Having explicitly stated that she doesn’t speak Spanish, and called anyone who assumes she does a bigot, she then says, “Hispanics are no longer seen as a foreign unwashed menace… with that dirty little language of theirs; we are a domestic market.” We?
Let’s skip ahead 100 pages to page 105: Her boss Chuck, a ridiculous dorky white man – of course – can’t speak Spanish. While she doesn’t actually say “I’m aggrieved by this!” it’s a strong subtext:
“It wasn’t until [blah blah] that Chuck figured out who Ricky Martin was. Now he goes around, years too late, singing “Livin’ la Vida Loca,” only he can’t say vida and he can’t say loca, so he ends up singing ‘Livin’ Evita Loqua.’”
He can’t pronounce words in Spanish – a language which I don’t speak either. But I’m going to act aggrieved anyway. It’s so culturally insennnnnnsitive! How DARE you not speak a language which I also don’t speak?! You fucking American bigot!
I remember when Livin’ la Vida Loca was a hit. I never encountered a whitey who couldn’t say it. “Vida” and “loca” are easy words to say. She couldn’t even be bothered to come up with a word that contains, for example, the letter ñ (say “enye”), which is not pronounced like n, and which a non-Spanish speaker might actually be confused about. For someone who writes so voluminously – you should read the 100 pages of pointless filler I skipped over – she sure is a lazy writer. How hard would it have been to make up such an example?
Enraging though all this is, it’s a great example of the sheer illogicality of leftism and female-think. And when you combine leftism and female-think, WOW. First she whines that she’s expected to do her job (how unfair!). Then whines that the waitress isn’t doing her job. Then she denies speaking Spanish, then acts personally aggrieved that some whiteys might have a low opinion of Spanish. Jeez. The sheer lack of any consistency, or any concern for consistency, really is shocking. Yeah, I know I shouldn’t be shocked. I’ve been studying leftists, and women, for decades. Yet the Satan-level hypocrisy and double standards make steam come out of my ears.

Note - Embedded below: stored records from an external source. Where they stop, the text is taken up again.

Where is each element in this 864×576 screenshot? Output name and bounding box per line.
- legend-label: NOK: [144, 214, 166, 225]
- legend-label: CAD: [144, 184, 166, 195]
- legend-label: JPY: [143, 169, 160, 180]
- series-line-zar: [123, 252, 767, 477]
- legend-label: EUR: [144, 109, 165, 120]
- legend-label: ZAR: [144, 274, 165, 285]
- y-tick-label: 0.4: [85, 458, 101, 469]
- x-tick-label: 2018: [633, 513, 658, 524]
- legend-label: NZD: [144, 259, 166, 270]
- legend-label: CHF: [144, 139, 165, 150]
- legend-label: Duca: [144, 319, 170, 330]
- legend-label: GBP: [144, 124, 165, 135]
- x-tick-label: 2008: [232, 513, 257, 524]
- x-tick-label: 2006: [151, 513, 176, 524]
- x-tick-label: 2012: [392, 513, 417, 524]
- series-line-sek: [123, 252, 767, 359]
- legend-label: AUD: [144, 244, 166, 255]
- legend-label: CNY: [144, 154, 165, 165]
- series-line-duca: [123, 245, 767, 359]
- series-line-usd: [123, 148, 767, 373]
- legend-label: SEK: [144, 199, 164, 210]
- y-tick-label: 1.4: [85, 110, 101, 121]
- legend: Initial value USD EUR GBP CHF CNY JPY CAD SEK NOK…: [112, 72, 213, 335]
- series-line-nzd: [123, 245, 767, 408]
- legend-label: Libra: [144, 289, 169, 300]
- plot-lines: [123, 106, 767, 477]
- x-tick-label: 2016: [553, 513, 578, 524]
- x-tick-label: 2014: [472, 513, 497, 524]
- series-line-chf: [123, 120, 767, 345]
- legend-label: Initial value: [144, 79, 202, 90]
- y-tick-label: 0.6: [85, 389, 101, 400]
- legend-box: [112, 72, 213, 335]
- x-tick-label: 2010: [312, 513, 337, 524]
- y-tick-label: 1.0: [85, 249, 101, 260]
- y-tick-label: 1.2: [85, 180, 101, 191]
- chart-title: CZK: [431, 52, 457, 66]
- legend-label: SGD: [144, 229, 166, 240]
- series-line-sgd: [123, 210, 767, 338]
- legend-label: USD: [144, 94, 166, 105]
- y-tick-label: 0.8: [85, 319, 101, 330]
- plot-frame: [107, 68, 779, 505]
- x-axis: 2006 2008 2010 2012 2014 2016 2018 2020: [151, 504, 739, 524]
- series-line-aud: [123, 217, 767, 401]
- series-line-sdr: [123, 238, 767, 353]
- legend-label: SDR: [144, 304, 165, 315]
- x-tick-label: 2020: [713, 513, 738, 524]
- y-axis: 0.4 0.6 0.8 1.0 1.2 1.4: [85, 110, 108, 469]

A Net search reveals that the author of this identity-politics Communist Manifesto got a job at the Los Angeles Times after this novel was published. (The double-journalist set of characters was obviously an author-insert fantasy.) Anyway, she ended up quitting her job at the L.A. Times, accusing that paper of… can you guess? I bet you can! … racism and sexism! Surprise!
In what other country in the world would people put up with this crap? If you went to China, got a cushy “job” as a “reporter” and then quit with complaints that the newspaper was full of Chinese people, I’m pretty sure they’d “invite” you to leave the country. Only in the white world do we let people come to our countries and abuse us this way. The situation cannot last.
Back to it. P. 102: a diatribe against a right-wing journalist lying. Unreal. Who lies more, right-wing journalists or left-wing journalists? On the same page, a diatribe against a right-wing political group throwing Molotov cocktails. Bitch, please! Who throws more Molotov cocktails, right-wingers or left-wingers? It really is true that leftists always project.
Also on page 102: She recalls that when she started working at the newspaper, an old hand gave her three pieces of advice, Blah, Blah-blah, and “Three, don’t wear your skirts so short ’cuz you’re makin’ me sweat.” You wish, honey.
P. 103: Back near the start of the book, the Narratrix had recalled a scene in which a college professor was so scared of having several hispanic women in the class that he was literally trembling. (WTF?) on p. 103 we get more surreal fantasizing that white people find her scary because she’s hispanic: “I love my desk. I have draped it in Mexican rugs and Santeria beads just to scare everyone.” Then, in the same paragraph, some whining about her boss sending her out to cover a story and adding, “Bring me back some biscotti, almond.” Ah, yes, I always order people I’m scared of to run errands for me.
P. 103-4: Complaining about how her boss sent her on a job to cover some Mexican laborers. How dare he assume that I’m Mexican, just because I’m hispanic! MAYBE THAT HAS SOMETHING TO DO WITH THE FACT THAT YOU DRAPED MEXICAN RUGS ALL OVER YOUR DESK, YOU FUCKING CUNT.
Alright, I’m done. Pretty sure this book doesn’t contain any fun “dirty girl” stuff, now that I’m more than 100 pages into it. Given that nothing prefigured by the title actually appears in the novel, as far as I can tell, I infer that the title was purely chosen to trick people into reading the identity politics screeching.